The CEO of Girls Who Code has demanded Ivanka Trump retract her story from her newly released book unless she stops being “complicit” in her father’s policies.

Ms Trump, President Donald Trump’s second child, released a book titled Women Who Work: Rewriting the Rules for Success on Tuesday. The book centres on career advice, seeking personal fulfilment, and juggling work and motherhood.

Reshma Saujani, the founder of the non-profit organisation which seek to support and increase the amount of women in computer science, urged the first daughter to remove her story.

One passage of Ms Trump’s book is dedicated to Ms Saujani and Girls Who Code, a group which offers free summer courses and after-school programs to teach computing skills to girls. It predicts it will reach 40,000 girls in all 50 US states by the end of the year.

"She personally witnessed the gender gap in computing classes and set out to do something about it," the passage reads.

Ms Saujani is by no means the first person to accuse Ms Trump, who has recently taken up a role as an unpaid White House advisor, of being complicit in the actions of the Trump administration and failing to adequately stand up to her father.

It has been a charge frequently levied against her and she has also come under heavy criticism for simultaneously presenting herself as a positive role model for women and female empowerment while not holding President Trump to account for his policies and rhetoric.
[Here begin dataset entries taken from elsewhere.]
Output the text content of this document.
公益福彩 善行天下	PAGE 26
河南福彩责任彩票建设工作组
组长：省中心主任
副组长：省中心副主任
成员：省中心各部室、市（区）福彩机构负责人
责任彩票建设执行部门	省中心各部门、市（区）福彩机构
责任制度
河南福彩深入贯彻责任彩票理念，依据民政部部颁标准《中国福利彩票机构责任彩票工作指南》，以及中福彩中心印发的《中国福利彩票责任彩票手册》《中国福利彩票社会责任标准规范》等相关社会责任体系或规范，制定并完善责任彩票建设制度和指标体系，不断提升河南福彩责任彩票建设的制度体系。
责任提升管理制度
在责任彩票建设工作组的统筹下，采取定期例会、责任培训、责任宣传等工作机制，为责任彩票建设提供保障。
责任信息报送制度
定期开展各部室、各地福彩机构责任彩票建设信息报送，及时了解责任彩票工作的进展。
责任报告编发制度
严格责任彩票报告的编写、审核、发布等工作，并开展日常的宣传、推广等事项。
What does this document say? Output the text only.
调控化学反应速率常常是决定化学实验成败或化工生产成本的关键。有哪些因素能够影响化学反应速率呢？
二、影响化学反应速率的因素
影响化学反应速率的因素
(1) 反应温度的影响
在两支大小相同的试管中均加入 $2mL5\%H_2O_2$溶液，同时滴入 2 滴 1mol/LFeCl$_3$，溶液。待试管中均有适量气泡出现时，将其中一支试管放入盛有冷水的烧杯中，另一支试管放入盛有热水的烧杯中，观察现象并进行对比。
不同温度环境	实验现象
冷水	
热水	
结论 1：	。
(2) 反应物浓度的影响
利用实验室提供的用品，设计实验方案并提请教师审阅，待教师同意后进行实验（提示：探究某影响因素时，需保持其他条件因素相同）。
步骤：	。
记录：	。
Hollywood actor, Scarlett Johansson, vented her frustrations about Ms Trump in a Saturday Night Live faux perfume advert sketch titled “complicit” in March. A voiceover introduced the first daughter, saying: "she’s beautiful, she’s powerful, she’s complicit”.

When Ms Trump was probed about accusations of complicity and suggestions she has been involved in morally questionable activities in an interview with CBS last month, she appeared not to know the meaning of the word complicit.

“I don't know what it means to be complicit,” she told CBS. “But you know, I hope time will prove that I have done a good job and much more importantly that my father’s administration is the success that I know it will be.”